Именно об этом мы договорились… Валико должен был переводить деньги не сразу. А постепенно, чтобы не привлечь внимания. С разных счетов. Многочисленными траншами. Оставив себе ровно полмиллиона. Такие деньги ему и не снились. Если б не моя неожиданная афера — он так и остался бы в телохранителях мясников. Хотя, под это дело он подписался бы и без гонорара. Ради дружбы. Но я настоял на хороших премиальных, убедив его, что это не совсем взаимовыручка. Это по-настоящему опасное предприятие, в котором мы выступали еще и как партнеры. Каждый в случае успеха должен получить долю куша, соответствующую доле риска. Я полагал, что в этой операции вознаграждение Валико было достойным и отражало мою искреннюю благодарность за его помощь. Но очень быстро выяснилось, что я недооценил помощь друга.

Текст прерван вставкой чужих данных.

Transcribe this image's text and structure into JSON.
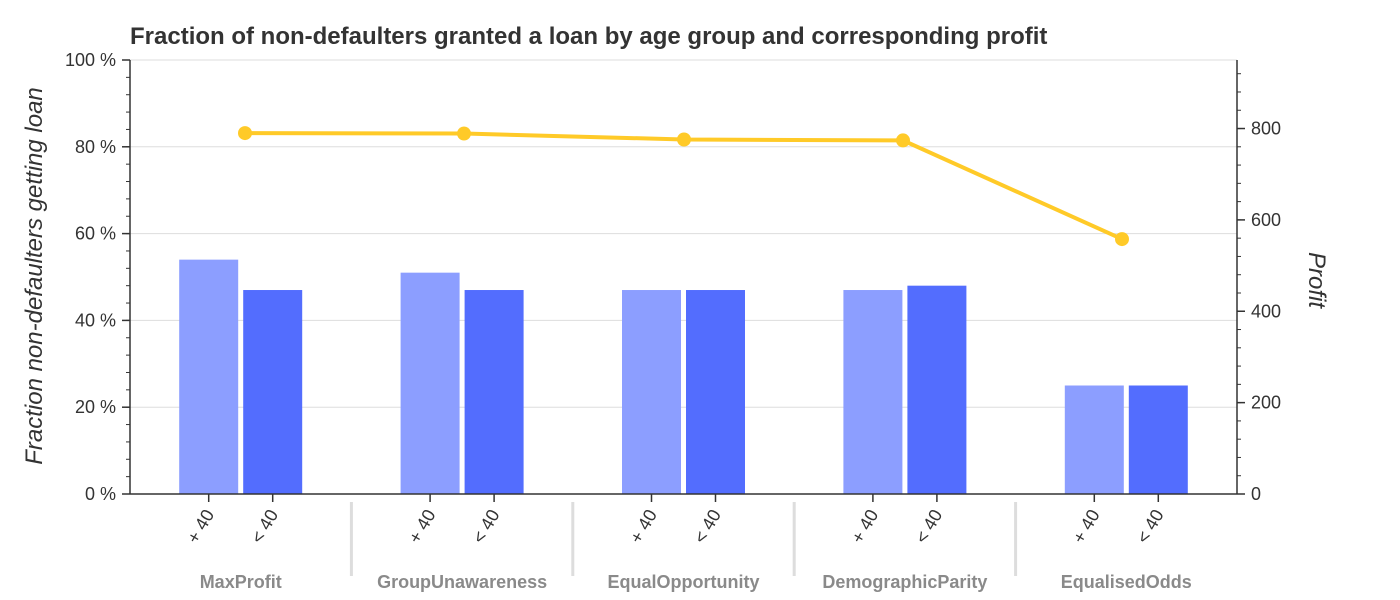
{
  "chart_data": {
    "type": "bar",
    "title": "Fraction of non-defaulters granted a loan by age group and corresponding profit",
    "ylabel_left": "Fraction non-defaulters getting loan",
    "ylabel_right": "Profit",
    "categories": [
      "MaxProfit",
      "GroupUnawareness",
      "EqualOpportunity",
      "DemographicParity",
      "EqualisedOdds"
    ],
    "subcategories": [
      "+ 40",
      "< 40"
    ],
    "series": [
      {
        "name": "+ 40",
        "axis": "left",
        "color": "#8C9EFF",
        "values": [
          0.54,
          0.51,
          0.47,
          0.47,
          0.25
        ]
      },
      {
        "name": "< 40",
        "axis": "left",
        "color": "#536DFE",
        "values": [
          0.47,
          0.47,
          0.47,
          0.48,
          0.25
        ]
      },
      {
        "name": "Profit",
        "type": "line",
        "axis": "right",
        "color": "#FFCA28",
        "values": [
          790,
          789,
          776,
          774,
          558
        ]
      }
    ],
    "ylim_left": [
      0,
      1
    ],
    "ylim_right": [
      0,
      950
    ],
    "yticks_left": [
      "0 %",
      "20 %",
      "40 %",
      "60 %",
      "80 %",
      "100 %"
    ],
    "yticks_right": [
      "0",
      "200",
      "400",
      "600",
      "800"
    ],
    "grid": true
  }
}
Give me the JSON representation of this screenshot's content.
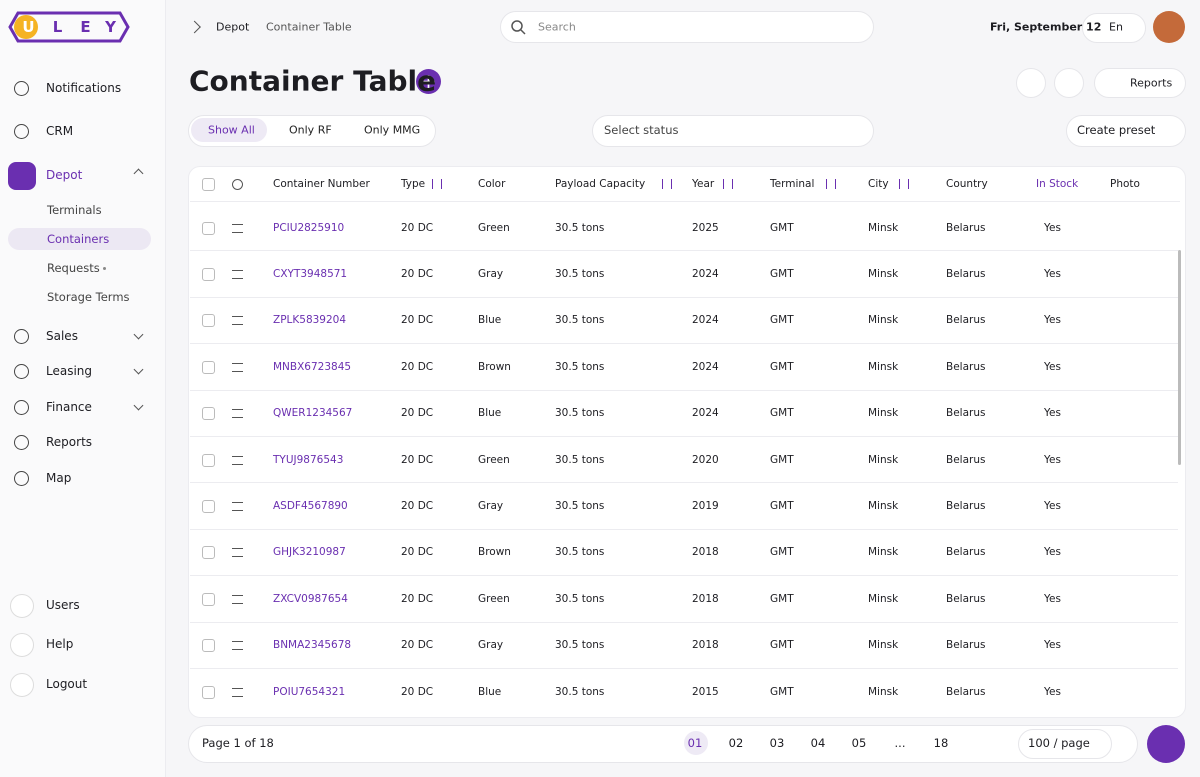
{
  "logo": [
    "U",
    "L",
    "E",
    "Y"
  ],
  "sidebar": {
    "nav": [
      "Notifications",
      "CRM",
      "Depot",
      "Sales",
      "Leasing",
      "Finance",
      "Reports",
      "Map"
    ],
    "depot_sub": [
      "Terminals",
      "Containers",
      "Requests",
      "Storage Terms"
    ],
    "bottom": [
      "Users",
      "Help",
      "Logout"
    ]
  },
  "header": {
    "breadcrumb": [
      "Depot",
      "Container Table"
    ],
    "search": "Search",
    "date": "Fri, September 12",
    "language": "En"
  },
  "page": {
    "title": "Container Table",
    "reports": "Reports"
  },
  "filters": {
    "tabs": [
      "Show All",
      "Only RF",
      "Only MMG"
    ],
    "status": "Select status",
    "preset": "Create preset"
  },
  "table": {
    "columns": [
      "Container Number",
      "Type",
      "Color",
      "Payload Capacity",
      "Year",
      "Terminal",
      "City",
      "Country",
      "In Stock",
      "Photo"
    ],
    "rows": [
      [
        "PCIU2825910",
        "20 DC",
        "Green",
        "30.5 tons",
        "2025",
        "GMT",
        "Minsk",
        "Belarus",
        "Yes"
      ],
      [
        "CXYT3948571",
        "20 DC",
        "Gray",
        "30.5 tons",
        "2024",
        "GMT",
        "Minsk",
        "Belarus",
        "Yes"
      ],
      [
        "ZPLK5839204",
        "20 DC",
        "Blue",
        "30.5 tons",
        "2024",
        "GMT",
        "Minsk",
        "Belarus",
        "Yes"
      ],
      [
        "MNBX6723845",
        "20 DC",
        "Brown",
        "30.5 tons",
        "2024",
        "GMT",
        "Minsk",
        "Belarus",
        "Yes"
      ],
      [
        "QWER1234567",
        "20 DC",
        "Blue",
        "30.5 tons",
        "2024",
        "GMT",
        "Minsk",
        "Belarus",
        "Yes"
      ],
      [
        "TYUJ9876543",
        "20 DC",
        "Green",
        "30.5 tons",
        "2020",
        "GMT",
        "Minsk",
        "Belarus",
        "Yes"
      ],
      [
        "ASDF4567890",
        "20 DC",
        "Gray",
        "30.5 tons",
        "2019",
        "GMT",
        "Minsk",
        "Belarus",
        "Yes"
      ],
      [
        "GHJK3210987",
        "20 DC",
        "Brown",
        "30.5 tons",
        "2018",
        "GMT",
        "Minsk",
        "Belarus",
        "Yes"
      ],
      [
        "ZXCV0987654",
        "20 DC",
        "Green",
        "30.5 tons",
        "2018",
        "GMT",
        "Minsk",
        "Belarus",
        "Yes"
      ],
      [
        "BNMA2345678",
        "20 DC",
        "Gray",
        "30.5 tons",
        "2018",
        "GMT",
        "Minsk",
        "Belarus",
        "Yes"
      ],
      [
        "POIU7654321",
        "20 DC",
        "Blue",
        "30.5 tons",
        "2015",
        "GMT",
        "Minsk",
        "Belarus",
        "Yes"
      ]
    ]
  },
  "pagination": {
    "info": "Page 1 of 18",
    "pages": [
      "01",
      "02",
      "03",
      "04",
      "05",
      "...",
      "18"
    ],
    "per_page": "100 / page"
  }
}
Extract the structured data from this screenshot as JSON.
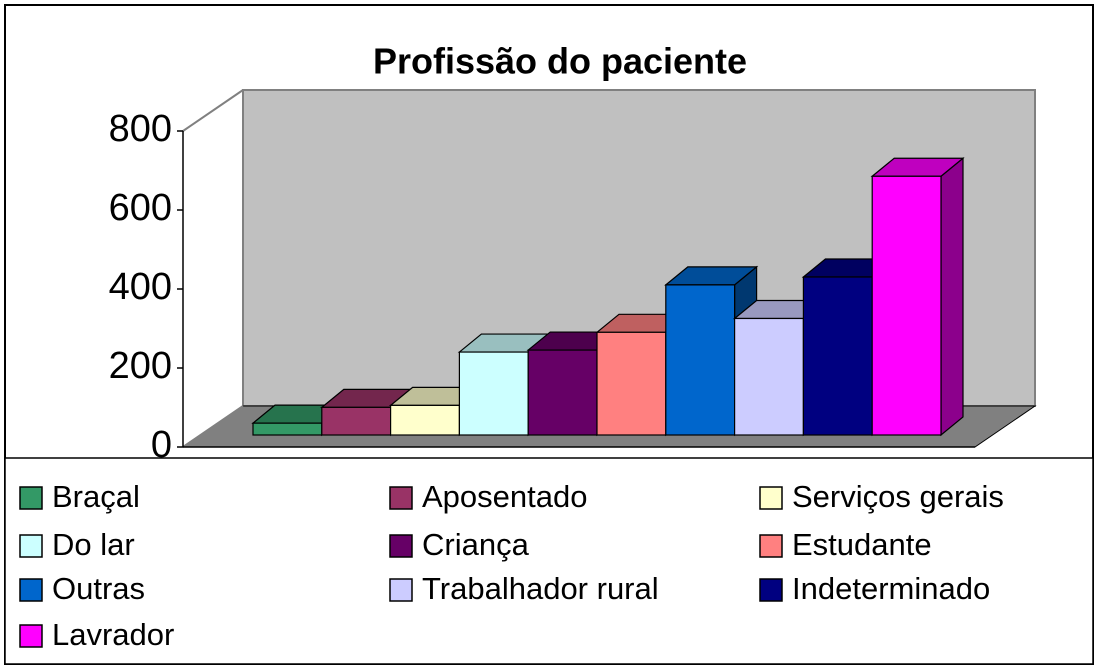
{
  "chart_data": {
    "type": "bar3d",
    "title": "Profissão do paciente",
    "series": [
      {
        "name": "Braçal",
        "color": "#339966",
        "values": [
          30
        ]
      },
      {
        "name": "Aposentado",
        "color": "#993366",
        "values": [
          70
        ]
      },
      {
        "name": "Serviços gerais",
        "color": "#ffffcc",
        "values": [
          75
        ]
      },
      {
        "name": "Do lar",
        "color": "#ccffff",
        "values": [
          210
        ]
      },
      {
        "name": "Criança",
        "color": "#660066",
        "values": [
          215
        ]
      },
      {
        "name": "Estudante",
        "color": "#ff8080",
        "values": [
          260
        ]
      },
      {
        "name": "Outras",
        "color": "#0066cc",
        "values": [
          380
        ]
      },
      {
        "name": "Trabalhador rural",
        "color": "#ccccff",
        "values": [
          295
        ]
      },
      {
        "name": "Indeterminado",
        "color": "#000080",
        "values": [
          400
        ]
      },
      {
        "name": "Lavrador",
        "color": "#ff00ff",
        "values": [
          655
        ]
      }
    ],
    "ylim": [
      0,
      800
    ],
    "yticks": [
      0,
      200,
      400,
      600,
      800
    ],
    "legend": "bottom"
  }
}
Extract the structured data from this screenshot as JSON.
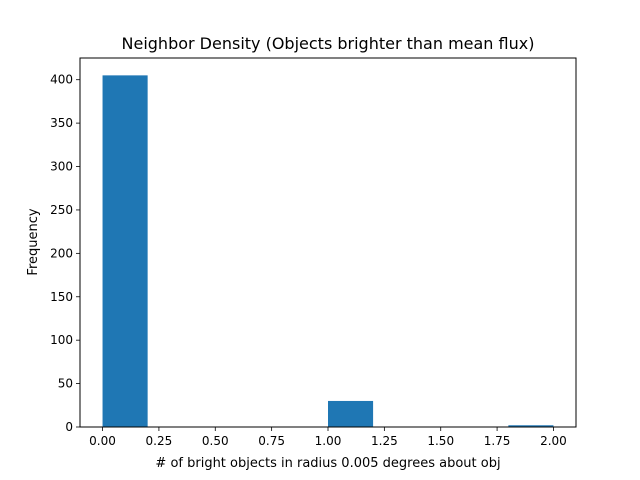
{
  "chart_data": {
    "type": "bar",
    "title": "Neighbor Density (Objects brighter than mean flux)",
    "xlabel": "# of bright objects in radius 0.005 degrees about obj",
    "ylabel": "Frequency",
    "xlim": [
      -0.1,
      2.1
    ],
    "ylim": [
      0,
      425
    ],
    "xticks": [
      "0.00",
      "0.25",
      "0.50",
      "0.75",
      "1.00",
      "1.25",
      "1.50",
      "1.75",
      "2.00"
    ],
    "yticks": [
      "0",
      "50",
      "100",
      "150",
      "200",
      "250",
      "300",
      "350",
      "400"
    ],
    "bins": [
      {
        "x0": 0.0,
        "x1": 0.2,
        "value": 405
      },
      {
        "x0": 0.2,
        "x1": 0.4,
        "value": 0
      },
      {
        "x0": 0.4,
        "x1": 0.6,
        "value": 0
      },
      {
        "x0": 0.6,
        "x1": 0.8,
        "value": 0
      },
      {
        "x0": 0.8,
        "x1": 1.0,
        "value": 0
      },
      {
        "x0": 1.0,
        "x1": 1.2,
        "value": 30
      },
      {
        "x0": 1.2,
        "x1": 1.4,
        "value": 0
      },
      {
        "x0": 1.4,
        "x1": 1.6,
        "value": 0
      },
      {
        "x0": 1.6,
        "x1": 1.8,
        "value": 0
      },
      {
        "x0": 1.8,
        "x1": 2.0,
        "value": 2
      }
    ],
    "bar_color": "#1f77b4",
    "grid": false
  }
}
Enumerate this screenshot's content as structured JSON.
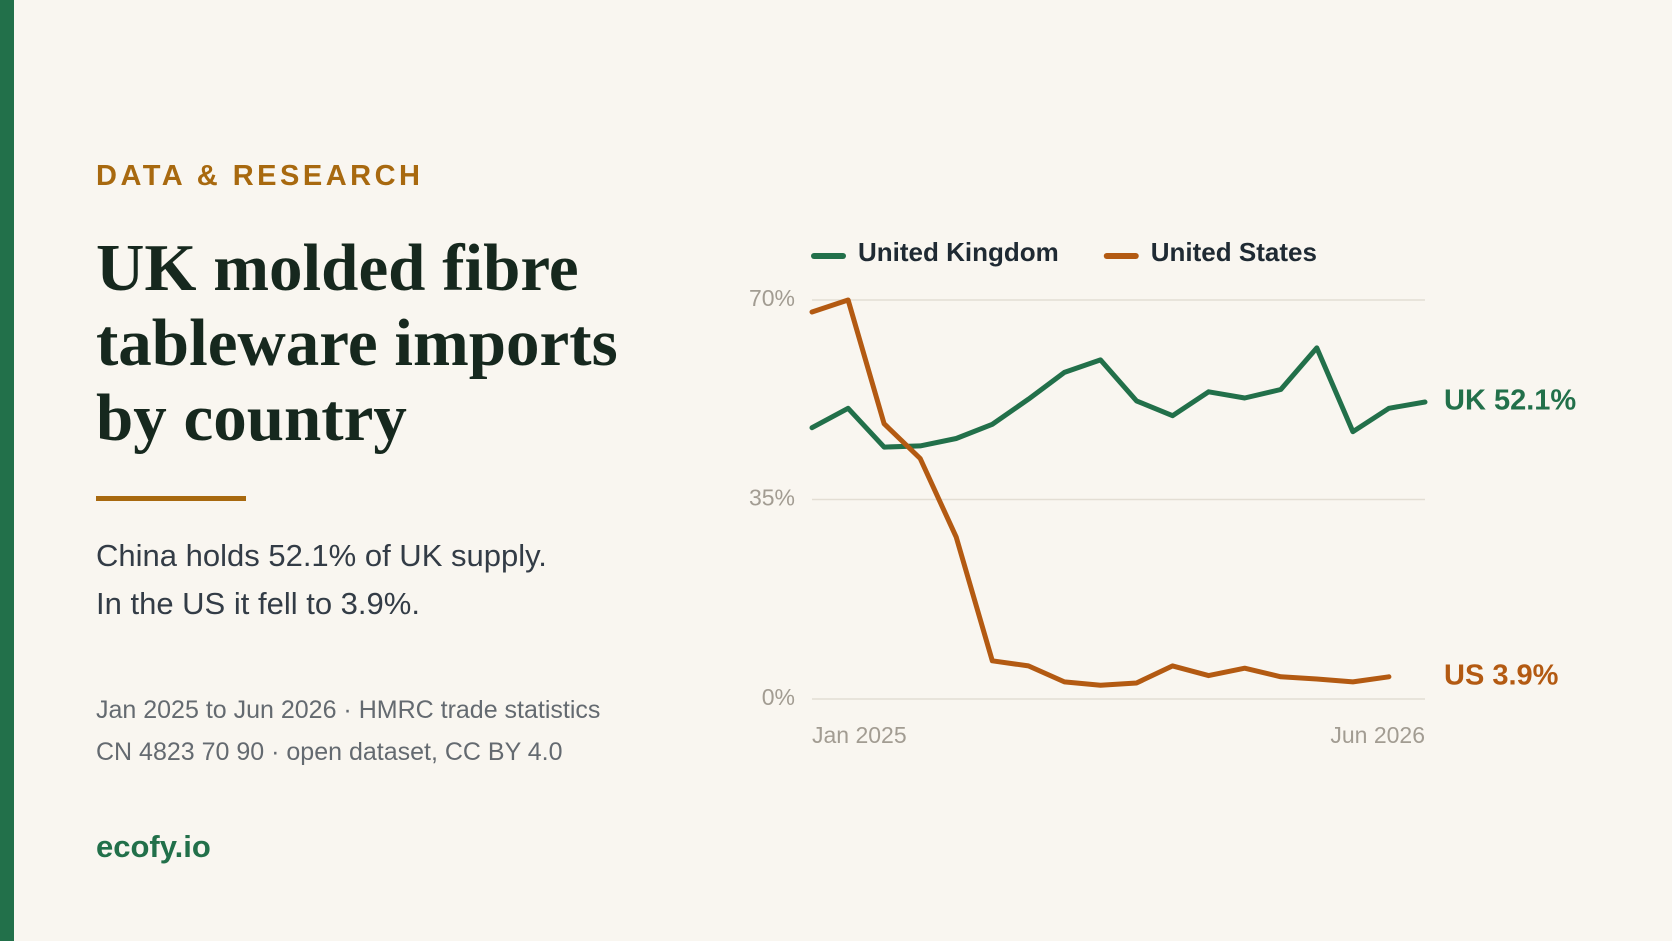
{
  "eyebrow": "DATA & RESEARCH",
  "title": [
    "UK molded fibre",
    "tableware imports",
    "by country"
  ],
  "subtitle": [
    "China holds 52.1% of UK supply.",
    "In the US it fell to 3.9%."
  ],
  "source": [
    "Jan 2025 to Jun 2026 · HMRC trade statistics",
    "CN 4823 70 90 · open dataset, CC BY 4.0"
  ],
  "brand": "ecofy.io",
  "chart_data": {
    "type": "line",
    "categories": [
      "Jan 2025",
      null,
      null,
      null,
      null,
      null,
      null,
      null,
      null,
      null,
      null,
      null,
      null,
      null,
      null,
      null,
      null,
      "Jun 2026"
    ],
    "series": [
      {
        "name": "United Kingdom",
        "color": "#22704a",
        "end_label": "UK 52.1%",
        "values": [
          47.6,
          51.0,
          44.2,
          44.4,
          45.7,
          48.2,
          52.6,
          57.3,
          59.5,
          52.3,
          49.7,
          53.9,
          52.8,
          54.3,
          61.6,
          46.9,
          51.0,
          52.1
        ]
      },
      {
        "name": "United States",
        "color": "#b35a12",
        "end_label": "US 3.9%",
        "values": [
          67.9,
          70.0,
          48.3,
          42.2,
          28.4,
          6.7,
          5.8,
          3.0,
          2.4,
          2.8,
          5.8,
          4.1,
          5.4,
          3.9,
          3.5,
          3.0,
          3.9,
          null
        ]
      }
    ],
    "ylim": [
      0,
      70
    ],
    "yticks": [
      {
        "value": 0,
        "label": "0%"
      },
      {
        "value": 35,
        "label": "35%"
      },
      {
        "value": 70,
        "label": "70%"
      }
    ],
    "grid": true
  }
}
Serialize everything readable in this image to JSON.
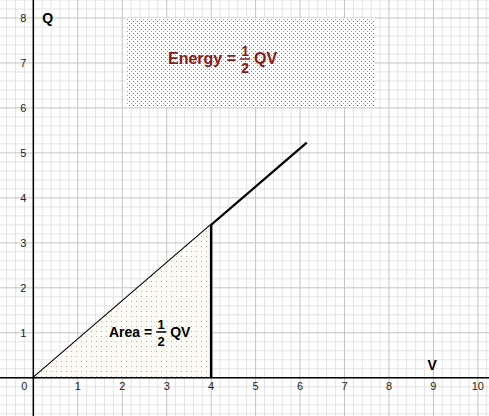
{
  "chart_data": {
    "type": "line",
    "x_label": "V",
    "y_label": "Q",
    "series": [
      {
        "type": "line",
        "x": [
          0,
          6.15
        ],
        "values": [
          0,
          5.23
        ],
        "color": "#000000"
      },
      {
        "type": "area",
        "x": [
          0,
          4
        ],
        "values": [
          0,
          3.4
        ],
        "color": "#000000"
      }
    ],
    "xlim": [
      -0.75,
      10.25
    ],
    "ylim": [
      -0.85,
      8.4
    ],
    "xticks": [
      0,
      1,
      2,
      3,
      4,
      5,
      6,
      7,
      8,
      9,
      10
    ],
    "yticks": [
      1,
      2,
      3,
      4,
      5,
      6,
      7,
      8
    ],
    "grid": true,
    "annotations": [
      {
        "text": "Energy =",
        "numerator": "1",
        "denominator": "2",
        "suffix": "QV",
        "color": "#8b1a1a"
      },
      {
        "text": "Area =",
        "numerator": "1",
        "denominator": "2",
        "suffix": "QV",
        "color": "#000000"
      }
    ]
  }
}
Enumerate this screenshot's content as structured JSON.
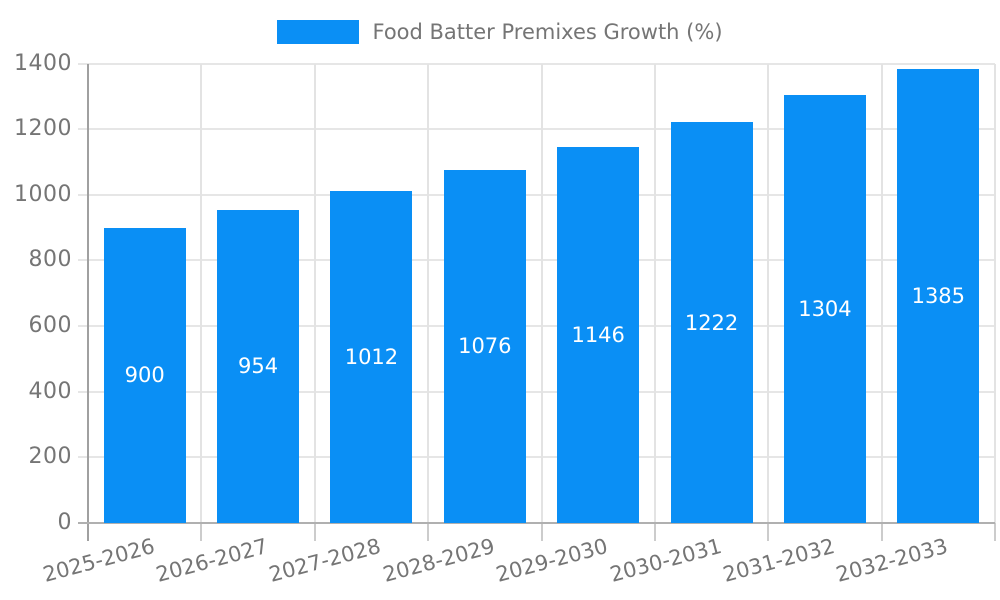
{
  "chart_data": {
    "type": "bar",
    "title": "",
    "legend": "Food Batter Premixes Growth (%)",
    "legend_position": "top-center",
    "categories": [
      "2025-2026",
      "2026-2027",
      "2027-2028",
      "2028-2029",
      "2029-2030",
      "2030-2031",
      "2031-2032",
      "2032-2033"
    ],
    "values": [
      900,
      954,
      1012,
      1076,
      1146,
      1222,
      1304,
      1385
    ],
    "xlabel": "",
    "ylabel": "",
    "ylim": [
      0,
      1400
    ],
    "yticks": [
      0,
      200,
      400,
      600,
      800,
      1000,
      1200,
      1400
    ],
    "grid": true,
    "bar_color": "#0a8ff5",
    "bar_value_label_color": "#ffffff",
    "axis_text_color": "#757575",
    "gridline_color": "#e6e6e6",
    "vertical_gridline_color": "#e3e3e3",
    "axis_line_color": "#b0b0b0",
    "y_axis_line_color": "#a0a0a0",
    "x_tick_mark_color": "#cccccc",
    "background_color": "#ffffff"
  }
}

Валико привык выполнять свою часть договора до конца. Гипертрофированная педантичность не давала покоя. Гнетущая ответственность за выполнение порученного дела растревожила его сильнее беспокойства за собственную жизнь. Хотя за себя он уже не волновался, полагая, что идет на поправку. Он был уверен не только в том, что скоро оклемается, но и в том, что уже завтра постарается сбежать из больницы, чтоб разыскать свою многострадальную колымагу с миллионами в багажнике. Из аэропорта она могла попасть только на штраф-стоянку. А если ее угнали? Валико успокаивал себя мыслью, что самое плохое с ним уже произошло, когда он получил ранение в живот.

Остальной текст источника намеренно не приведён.